On June 7, Marine Le Pen criticized her father, Jean-Marie Le Pen — who founded France’s National Front party [1] in 1972 and headed it until 2011 — for his remarks in a videotaped interview posted on the party’s website about the Tunisian born Jewish singer Patrick Bruel, a vocal opponent of what is often described in France as “the far Right.” Le Pen furiously exclaimed that Bruel would be dealt with “à la prochaine fournée,” [2] or as Canada’s National Post [3] translated Le Pen, “We’ll include him in the next batch.” This is a baker’s expression that usually means momentarily, but can be ominously associated in French with the Nazi crematoriums.
Marine Le Pen asserted that her father’s vile joke was a political mistake, which he should have averted in view of his very lengthy experience. Indeed, Jean-Marie Le Pen has repeatedly indulged in similar puns in the past, and been found guilty in court of racist and anti-Semitic vitriol. He was even suspended twice as a member of parliament for such offenses. The younger Le Pen has been eager to distance herself from such attitudes since she took over the party leadership three years ago. However, this is the first time she did so in an explicit way.
Marine Le Pen may feel emboldened by her victory in the Euro-Parliament election last month: the National Front carried 24 out of the 74 seats allotted to France, almost one out of three (albeit only 44% of the registered French voters took part in the election). She is convinced that she has successfully recast FN as a democratic national-populist party, one more in the manner of Charles de Gaulle than of Philippe Pétain. De Gaulle was the head of the French anti-Nazi Resistance and the founder of the Fifth Republic; Petain was the head of the collaborationist Vichy state.
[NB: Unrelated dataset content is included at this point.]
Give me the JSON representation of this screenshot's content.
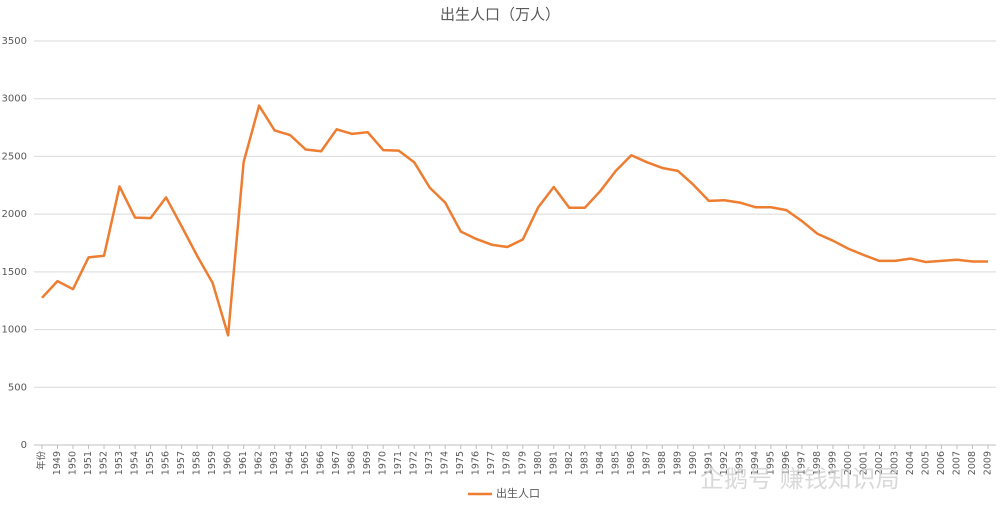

Many observers contend that her criticism was still comparatively mild. A more relevant charge is that she might not be above double entendres with racist and anti-Semitic overtones herself, although in a much more sophisticated way. On March 31, during an interview [4] with anchorman Guillaume Durand at Public Sénat TV, she contended that she was hated by another journalist, Anne-Sophie Lapix, the wife of Publicis chairman Arthur Sadoun. She claimed that the entire Publicis management belonged to an exclusive caste estranged from most French, while her own political mission was to return power to the people. True enough, Marine Le Pen did not actually say that Sadoun and most of Publicis’ managers were Jewish, and her words could be construed to apply to any restricted upper-class group rather than just to a Jewish elite. On the other hand, the Jewish heritage of Publicis, from its founder the late Maurice Bleustein-Blanchet to Maurice Levy, its current CEO, to Sadoun, is an open secret.